I could feel her start to come out and once her head was out it only took once more for her to come into the world, with M catching her on the way out. She was blue and quiet but full of life, more alive than anyone or anything I had ever seen before. They held her up and will never forget that first look at her perfect body and big eyes and what I thought was a round head (it was quite coned at the back at first, but I didn't realize at the time, haha). They let us touch and hold her for a second, but took her to check since she wasn't screaming or breathing much right away. The birth had been fairly traumatic for her, I believe now, and it's no wonder. I pushed for nearly 3 hours, and she was "sunny-side up," meaning she was faced upwards, not down, like babies are supposed to come, to make it easier to move through and out of the birth canal. So her face had been pushed against my tailbone the entire time, meaning it looked perfect and unblemished, while the back of her head remained a deep purple bruised for a few weeks. It was hard to take her hat off sometimes to see it because it looked so painful on her brand-new, baby soft skin.

They quickly gave her back to us and she laid on my chest for what felt like a million of the best years of my life, and she just stared at us. It was incredible how focused and alert she was; she even lifted her head to look up and stare right into my eyes, and then into M's. We just watched her and held her, and she was still a part of me, and it was incredible and powerful. She was so serene. (We learned within 24 hours that she was a lot louder and could be a lot less serene, but the moment was something I could never forget).

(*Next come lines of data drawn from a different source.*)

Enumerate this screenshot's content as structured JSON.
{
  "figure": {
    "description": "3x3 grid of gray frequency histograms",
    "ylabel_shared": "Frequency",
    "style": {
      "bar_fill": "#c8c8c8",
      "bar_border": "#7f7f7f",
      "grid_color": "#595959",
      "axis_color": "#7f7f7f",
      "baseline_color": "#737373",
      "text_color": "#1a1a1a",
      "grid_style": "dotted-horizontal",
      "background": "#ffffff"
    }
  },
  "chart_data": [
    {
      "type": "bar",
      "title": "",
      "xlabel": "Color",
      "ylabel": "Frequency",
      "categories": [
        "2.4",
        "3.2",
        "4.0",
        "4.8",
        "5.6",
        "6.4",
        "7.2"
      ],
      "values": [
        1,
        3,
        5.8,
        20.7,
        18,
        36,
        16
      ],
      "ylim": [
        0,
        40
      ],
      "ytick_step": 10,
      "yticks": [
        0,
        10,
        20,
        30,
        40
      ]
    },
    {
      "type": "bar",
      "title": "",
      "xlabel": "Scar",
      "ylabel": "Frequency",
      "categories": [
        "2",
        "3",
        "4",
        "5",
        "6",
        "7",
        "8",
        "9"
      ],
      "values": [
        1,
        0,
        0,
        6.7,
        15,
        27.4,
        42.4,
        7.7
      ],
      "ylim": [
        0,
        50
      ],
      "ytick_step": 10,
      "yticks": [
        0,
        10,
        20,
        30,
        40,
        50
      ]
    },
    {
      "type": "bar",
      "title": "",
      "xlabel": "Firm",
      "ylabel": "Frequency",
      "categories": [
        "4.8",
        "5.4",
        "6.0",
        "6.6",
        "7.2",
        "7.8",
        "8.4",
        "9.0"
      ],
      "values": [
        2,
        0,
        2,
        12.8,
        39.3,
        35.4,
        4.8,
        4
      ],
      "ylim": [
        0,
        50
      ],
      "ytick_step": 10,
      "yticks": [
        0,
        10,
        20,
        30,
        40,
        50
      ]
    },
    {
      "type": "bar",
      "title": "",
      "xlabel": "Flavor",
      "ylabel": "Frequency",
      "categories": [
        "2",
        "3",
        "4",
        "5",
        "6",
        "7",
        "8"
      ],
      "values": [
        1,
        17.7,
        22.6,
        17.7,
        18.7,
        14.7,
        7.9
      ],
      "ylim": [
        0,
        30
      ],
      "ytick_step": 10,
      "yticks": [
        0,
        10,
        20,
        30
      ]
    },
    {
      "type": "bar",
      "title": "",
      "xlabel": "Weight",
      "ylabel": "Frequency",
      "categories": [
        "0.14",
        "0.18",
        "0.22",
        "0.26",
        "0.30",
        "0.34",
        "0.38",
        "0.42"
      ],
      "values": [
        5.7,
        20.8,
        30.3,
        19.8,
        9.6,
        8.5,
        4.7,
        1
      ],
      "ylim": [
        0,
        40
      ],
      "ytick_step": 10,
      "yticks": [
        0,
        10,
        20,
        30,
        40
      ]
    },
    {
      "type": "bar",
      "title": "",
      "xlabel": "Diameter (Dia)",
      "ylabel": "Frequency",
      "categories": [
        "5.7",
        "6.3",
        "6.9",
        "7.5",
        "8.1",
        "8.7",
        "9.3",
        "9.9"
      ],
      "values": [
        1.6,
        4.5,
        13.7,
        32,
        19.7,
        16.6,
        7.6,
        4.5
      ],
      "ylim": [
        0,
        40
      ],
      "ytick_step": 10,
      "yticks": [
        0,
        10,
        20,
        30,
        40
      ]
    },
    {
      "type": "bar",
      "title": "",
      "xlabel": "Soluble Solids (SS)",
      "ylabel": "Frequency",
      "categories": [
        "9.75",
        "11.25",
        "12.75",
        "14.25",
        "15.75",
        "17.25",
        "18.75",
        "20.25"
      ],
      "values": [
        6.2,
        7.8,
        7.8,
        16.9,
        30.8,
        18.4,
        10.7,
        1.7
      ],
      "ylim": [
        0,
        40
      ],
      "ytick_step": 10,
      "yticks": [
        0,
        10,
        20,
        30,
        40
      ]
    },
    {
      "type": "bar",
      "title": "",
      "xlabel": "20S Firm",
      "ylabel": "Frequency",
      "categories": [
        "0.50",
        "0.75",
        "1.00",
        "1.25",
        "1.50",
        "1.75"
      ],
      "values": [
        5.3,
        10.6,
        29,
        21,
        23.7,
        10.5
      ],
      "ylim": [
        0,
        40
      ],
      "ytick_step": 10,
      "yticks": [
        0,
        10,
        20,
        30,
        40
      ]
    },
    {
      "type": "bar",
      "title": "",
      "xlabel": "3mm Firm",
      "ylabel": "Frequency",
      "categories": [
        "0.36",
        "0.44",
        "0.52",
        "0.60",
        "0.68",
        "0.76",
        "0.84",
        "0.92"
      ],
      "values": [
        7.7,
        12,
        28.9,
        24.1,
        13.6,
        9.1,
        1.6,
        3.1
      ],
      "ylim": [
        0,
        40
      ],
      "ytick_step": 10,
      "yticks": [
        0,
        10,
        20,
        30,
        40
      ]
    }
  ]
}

I was so tired and they took a while to sew me up, but I didn't care, because she was with us. We tried having her nurse and she was a champ and latched and got some colostrum and got sleepy. M wrapped her up, they put a hat on her head, and they handed her to me as they wheeled us to our recovery room. She lay in a little clear bassinet while I lay in a bed, unable to stand by myself yet since the epidural had worked well enough on my left side to numb that leg entirely. Matt lay on the little couch and we all fell asleep, but not before I lifted myself to look down at her and take my first picture (of millions and millions) of my precious and perfect and astounding new child. Then I rested. For the last time in a while :)



It took me so long to get this done because I loved remembering it (in hindsight at least, with the pushing part) and taking time, but meant to have it done by her first birthday. I forgot until I looked on here that it was almost complete! So here it is for me to forever remember --not that I could forget.